The first time I saw a BOM (0xEF,0xBB,0xBF) was in Project Gutenberg files.

  $ curl -sO https://www.gutenberg.org/cache/epub/16681/pg16681.txt

  $ file pg16681.txt 
  pg16681.txt: UTF-8 Unicode (with BOM) text, with CRLF line terminators

  $ head -c3 pg16681.txt | xxd
  00000000: efbb bf                                  ...

davidwtbuxton · on Nov 20, 2019

I've seen UTF-8 with a BOM while consuming data when integrating with strongly Windows-centric environments. Relatively uncommon, but does happen. And it is very annoying!

C1sc0cat · on Nov 20, 2019

It used to and maybe still does cause problems with how google parsed robots.txt files!

Which is why all my robots.txt files have a comment on the first line.

Someone1234 · on Nov 20, 2019

> Which is why all my robots.txt files have a comment on the first line.

That doesn't stop a BOM being generated or consumed.

YSFEJ4SWJUVU6 · on Nov 20, 2019

BOM is only a problem with strict syntaxes, which robots.txt is not an example of. If the "consumer" simply ignores invalid or meaningless lines, you can avoid issues from invisible characters by not having anything meaningful on the first line of your file.

OskarS · on Nov 20, 2019

Yes, it’s widely used. Many text editors insert a UTF-8 BOM as the first character in a text file to signal that the encoding is UTF-8. It’s technically pointless since UTF-8 doesn’t depend on endianness, but since UTF-8 doesn’t have a “magic number” to identify itself, the convention is to use the BOM codepoint.

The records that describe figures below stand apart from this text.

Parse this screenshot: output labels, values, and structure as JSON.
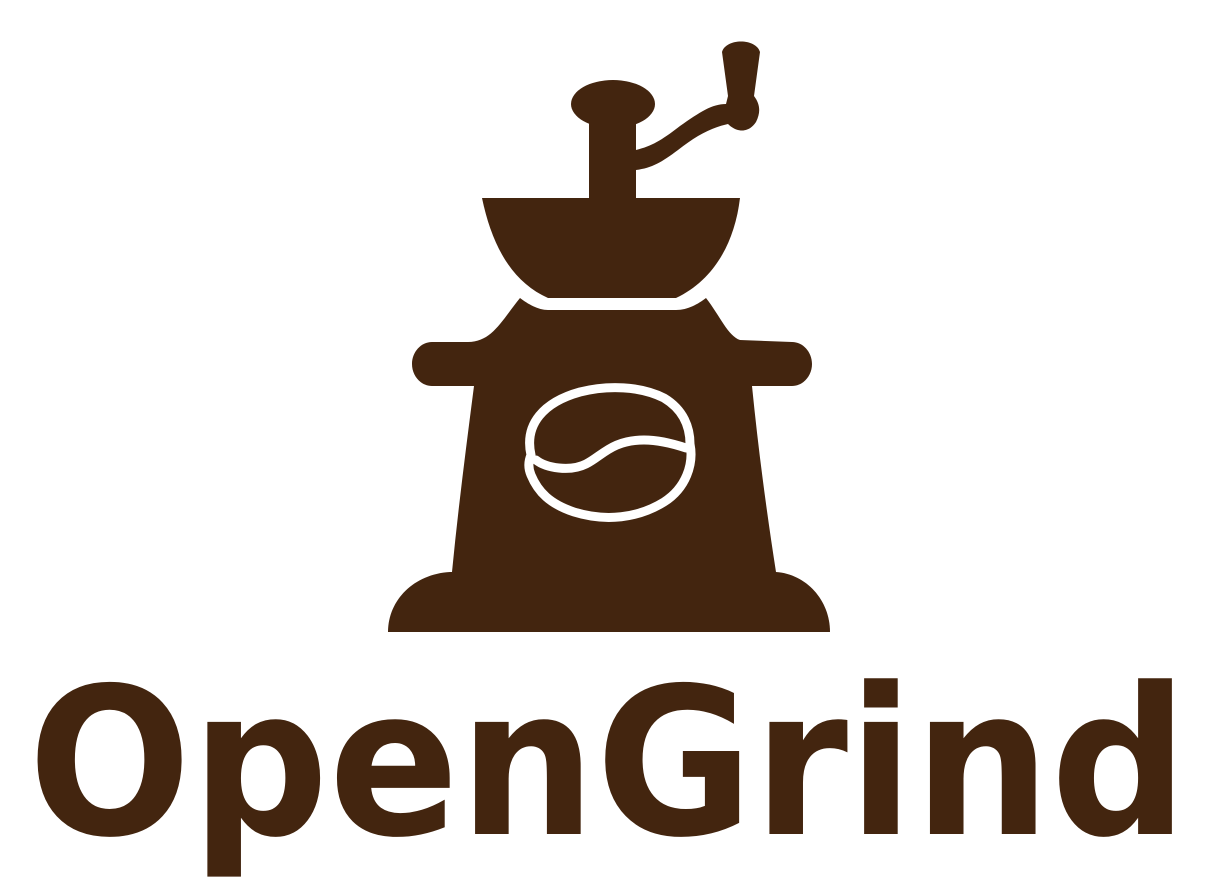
{
  "logo": {
    "brand_name": "OpenGrind",
    "icon": "coffee-grinder-icon",
    "bean_icon": "coffee-bean-icon",
    "color": "#43250F",
    "background": "#FFFFFF"
  }
}
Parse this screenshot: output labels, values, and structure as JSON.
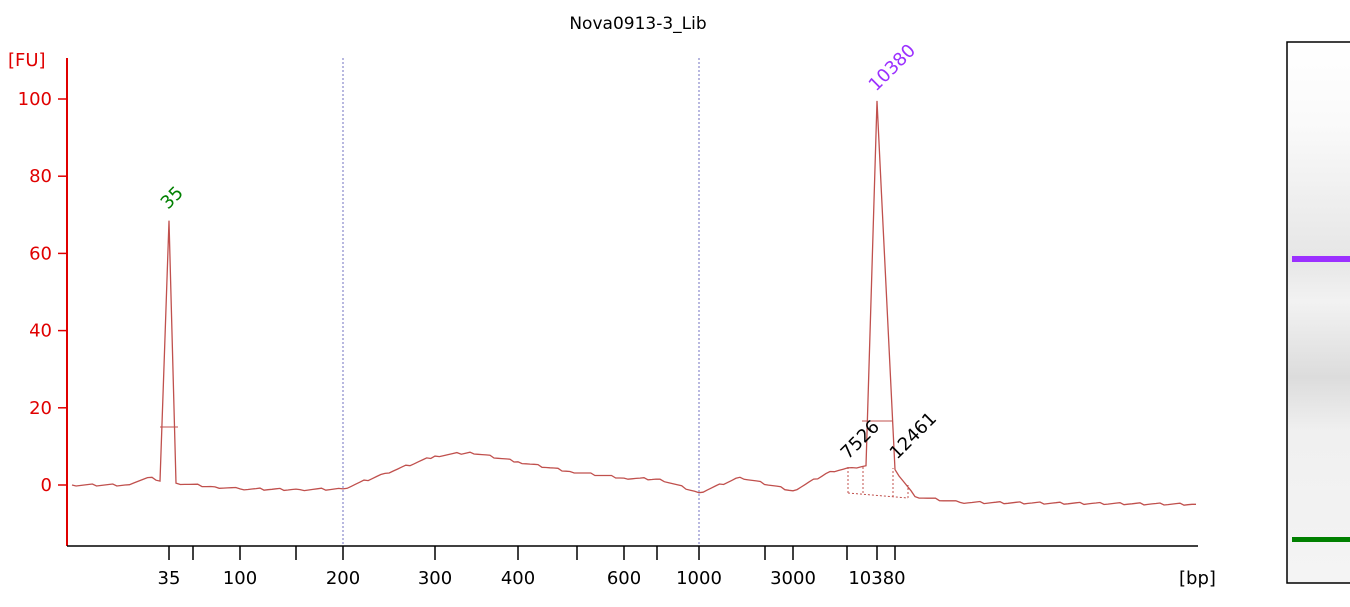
{
  "chart_data": {
    "type": "line",
    "title": "Nova0913-3_Lib",
    "ylabel": "[FU]",
    "xlabel": "[bp]",
    "ylim": [
      -15,
      113
    ],
    "y_ticks": [
      0,
      20,
      40,
      60,
      80,
      100
    ],
    "x_tick_labels": [
      "35",
      "100",
      "200",
      "300",
      "400",
      "600",
      "1000",
      "3000",
      "10380"
    ],
    "x_ticks_unlabeled_count": 7,
    "gridlines_at": [
      "200",
      "1000"
    ],
    "series": [
      {
        "color": "#c0504d",
        "points": [
          [
            "25",
            0.0
          ],
          [
            "30",
            0.0
          ],
          [
            "33",
            2.0
          ],
          [
            "34",
            1.0
          ],
          [
            "35",
            68.5
          ],
          [
            "36",
            0.5
          ],
          [
            "50",
            -0.5
          ],
          [
            "100",
            -1.0
          ],
          [
            "150",
            -1.2
          ],
          [
            "200",
            -1.0
          ],
          [
            "250",
            3.0
          ],
          [
            "300",
            7.5
          ],
          [
            "350",
            8.5
          ],
          [
            "400",
            6.0
          ],
          [
            "500",
            3.5
          ],
          [
            "600",
            1.8
          ],
          [
            "800",
            1.5
          ],
          [
            "1000",
            -2.0
          ],
          [
            "1500",
            2.0
          ],
          [
            "3000",
            -1.5
          ],
          [
            "5000",
            3.5
          ],
          [
            "7526",
            4.5
          ],
          [
            "9000",
            5.0
          ],
          [
            "10380",
            99.5
          ],
          [
            "12461",
            4.0
          ],
          [
            "15000",
            -3.0
          ],
          [
            "20000",
            -4.5
          ],
          [
            "30000",
            -5.0
          ]
        ]
      }
    ],
    "peak_labels": [
      {
        "text": "35",
        "color": "#008000"
      },
      {
        "text": "10380",
        "color": "#9b30ff"
      },
      {
        "text": "7526",
        "color": "#000000"
      },
      {
        "text": "12461",
        "color": "#000000"
      }
    ],
    "axis_color": "#e00000",
    "gel": {
      "bands": [
        {
          "name": "upper marker",
          "color": "#9b30ff"
        },
        {
          "name": "lower marker",
          "color": "#008000"
        }
      ]
    }
  }
}
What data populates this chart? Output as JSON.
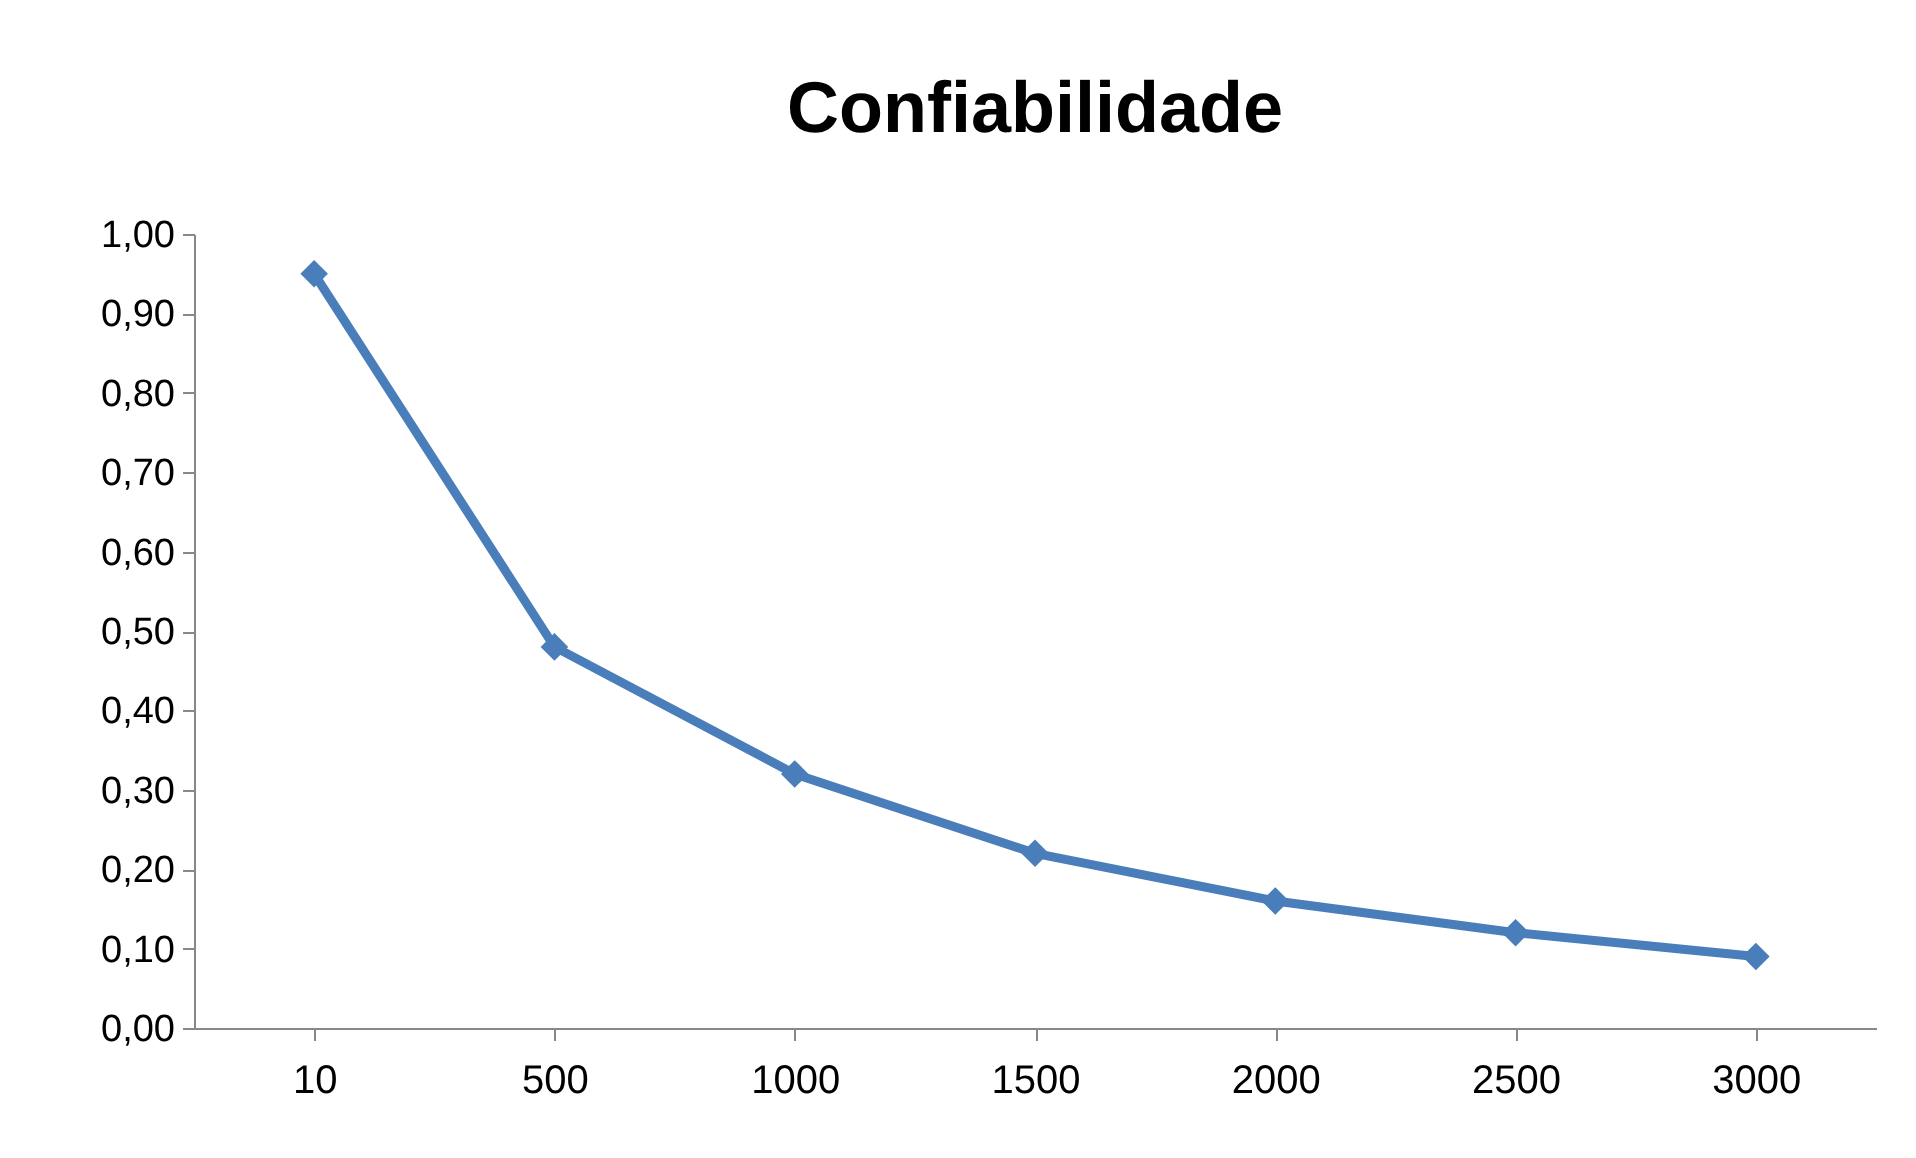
{
  "chart_data": {
    "type": "line",
    "title": "Confiabilidade",
    "categories": [
      "10",
      "500",
      "1000",
      "1500",
      "2000",
      "2500",
      "3000"
    ],
    "series": [
      {
        "color": "#4a7ebb",
        "values": [
          0.95,
          0.48,
          0.32,
          0.22,
          0.16,
          0.12,
          0.09
        ]
      }
    ],
    "ylim": [
      0,
      1
    ],
    "yticks": [
      {
        "value": 0,
        "label": "0,00"
      },
      {
        "value": 0.1,
        "label": "0,10"
      },
      {
        "value": 0.2,
        "label": "0,20"
      },
      {
        "value": 0.3,
        "label": "0,30"
      },
      {
        "value": 0.4,
        "label": "0,40"
      },
      {
        "value": 0.5,
        "label": "0,50"
      },
      {
        "value": 0.6,
        "label": "0,60"
      },
      {
        "value": 0.7,
        "label": "0,70"
      },
      {
        "value": 0.8,
        "label": "0,80"
      },
      {
        "value": 0.9,
        "label": "0,90"
      },
      {
        "value": 1,
        "label": "1,00"
      }
    ],
    "grid": false,
    "marker": "diamond",
    "line_style": "solid"
  }
}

You can occasionally see it in git diffs as U+FEFF, or if you open a text file in a hex editor as EF BB BF

YSFEJ4SWJUVU6 · on Nov 20, 2019

>since UTF-8 doesn’t have a “magic number” to identify itself, the convention is to use the BOM codepoint

Neither does any other of the hundreds of existing text encodings.

It's debatable how much of a magic number it's supposed to be anyway, considering that few people have insisted on having magic numbers in text files, and that you get the BOM at the beginning by simply naively converting a UCS-2/UTF-16 file codepoint by codepoint (and vice versa, enforce it to be there if you ever happen to do the conversion the other way around because of course you're conversion couldn't include that extra logic in it).

mark-r · on Nov 20, 2019

The nice thing about the BOM is you can't get it accidentally in an ASCII file - all the bytes have the upper bit set but all ASCII characters have that bit as zero. It makes an excellent magic number for that reason. It's probably just as unlikely to come up in other encodings that use the upper bit.